In 1946 Clapper played D and played over half the season, so I'm not sure what you're talking about there either.



We already determined it was a weak field by simply looking at the AS ballots. This age-related tangent is a total non sequitir, and it's miles from your original point about the AS balloting which was also pretty flimsy. I don't see what it's adding to the discussion to keep digging into it.

This all boils down to a simple observation that could have been made without any controversy at all: Colville was a defenseman at a time when there weren't a lot of superstar defensemen in the league. There's no need to get into all this business about voter misconduct or unusual ages.

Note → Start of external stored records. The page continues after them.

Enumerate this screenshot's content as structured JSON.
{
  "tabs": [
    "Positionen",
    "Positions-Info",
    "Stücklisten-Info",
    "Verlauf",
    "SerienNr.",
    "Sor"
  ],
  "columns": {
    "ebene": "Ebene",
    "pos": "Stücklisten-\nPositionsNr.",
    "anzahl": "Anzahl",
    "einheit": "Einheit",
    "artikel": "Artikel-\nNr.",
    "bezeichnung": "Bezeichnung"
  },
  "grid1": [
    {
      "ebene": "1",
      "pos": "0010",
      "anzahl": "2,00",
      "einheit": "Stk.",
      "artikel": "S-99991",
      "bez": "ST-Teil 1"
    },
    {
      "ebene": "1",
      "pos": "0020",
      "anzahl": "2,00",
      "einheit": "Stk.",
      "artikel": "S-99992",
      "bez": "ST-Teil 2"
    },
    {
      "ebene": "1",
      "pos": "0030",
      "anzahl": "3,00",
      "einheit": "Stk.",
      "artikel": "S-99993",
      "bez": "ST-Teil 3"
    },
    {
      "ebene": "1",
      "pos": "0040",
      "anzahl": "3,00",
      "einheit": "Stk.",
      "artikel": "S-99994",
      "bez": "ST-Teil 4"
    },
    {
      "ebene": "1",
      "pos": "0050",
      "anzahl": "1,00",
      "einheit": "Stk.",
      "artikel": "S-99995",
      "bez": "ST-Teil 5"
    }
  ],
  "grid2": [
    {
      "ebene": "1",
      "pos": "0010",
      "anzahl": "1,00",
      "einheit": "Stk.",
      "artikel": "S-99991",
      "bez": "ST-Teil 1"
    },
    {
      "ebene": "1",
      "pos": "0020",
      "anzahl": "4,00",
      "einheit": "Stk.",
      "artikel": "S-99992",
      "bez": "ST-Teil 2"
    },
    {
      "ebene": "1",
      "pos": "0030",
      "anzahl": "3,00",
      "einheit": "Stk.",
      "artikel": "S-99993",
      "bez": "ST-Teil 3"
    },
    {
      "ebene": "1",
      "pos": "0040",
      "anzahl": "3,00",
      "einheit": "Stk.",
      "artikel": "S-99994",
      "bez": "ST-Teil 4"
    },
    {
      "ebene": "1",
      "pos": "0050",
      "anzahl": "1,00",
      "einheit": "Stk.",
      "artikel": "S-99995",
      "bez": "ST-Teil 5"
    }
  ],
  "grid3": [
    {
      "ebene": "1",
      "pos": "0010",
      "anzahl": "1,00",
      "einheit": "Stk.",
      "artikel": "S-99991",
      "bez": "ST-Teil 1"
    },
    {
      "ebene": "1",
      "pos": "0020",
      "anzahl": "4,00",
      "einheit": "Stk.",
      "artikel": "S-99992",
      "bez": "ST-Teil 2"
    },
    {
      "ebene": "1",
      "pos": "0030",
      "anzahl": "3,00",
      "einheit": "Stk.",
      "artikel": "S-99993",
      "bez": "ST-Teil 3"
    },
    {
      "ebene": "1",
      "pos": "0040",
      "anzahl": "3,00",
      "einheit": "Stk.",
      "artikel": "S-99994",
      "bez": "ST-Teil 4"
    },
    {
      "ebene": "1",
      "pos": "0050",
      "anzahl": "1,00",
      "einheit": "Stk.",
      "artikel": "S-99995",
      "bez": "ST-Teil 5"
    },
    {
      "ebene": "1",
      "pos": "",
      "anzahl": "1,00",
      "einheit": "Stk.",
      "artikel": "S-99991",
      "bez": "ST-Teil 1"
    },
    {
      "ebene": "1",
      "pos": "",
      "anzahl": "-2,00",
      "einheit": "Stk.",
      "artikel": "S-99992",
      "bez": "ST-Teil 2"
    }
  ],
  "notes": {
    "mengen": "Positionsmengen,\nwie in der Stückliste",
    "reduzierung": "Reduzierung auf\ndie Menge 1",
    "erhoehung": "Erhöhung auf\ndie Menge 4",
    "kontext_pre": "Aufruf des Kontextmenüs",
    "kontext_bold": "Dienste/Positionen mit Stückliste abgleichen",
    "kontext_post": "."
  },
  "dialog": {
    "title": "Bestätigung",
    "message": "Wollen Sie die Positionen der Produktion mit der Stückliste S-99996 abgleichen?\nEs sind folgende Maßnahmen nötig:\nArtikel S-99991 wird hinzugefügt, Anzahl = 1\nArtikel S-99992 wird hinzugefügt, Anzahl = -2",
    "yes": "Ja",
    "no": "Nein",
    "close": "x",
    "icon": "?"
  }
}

In any case, you've made it exceedingly clear that you're going to rank pre-1980 players at the bottom of your ballot no matter what arguments are made for them, so there's really no point in continuing a conversation about Colville.

I'm ranking guys the same way I have done in every round, best player/resume #1 ect...
 

Hawkey Town 18

Registered User
Jun 29, 2009
8,260
1,653
Chicago, IL
Voting Open

Voting is now open and will close on Monday the 17th at 9pm EST. Please PM me your votes for only the top 6 centers with numbers next to each name (i.e. 1. Wayne Gretzky). You will receive confirmation that your vote has been received within 24hrs. If you do not receive confirmation please re-send votes and let me know with a post in this thread.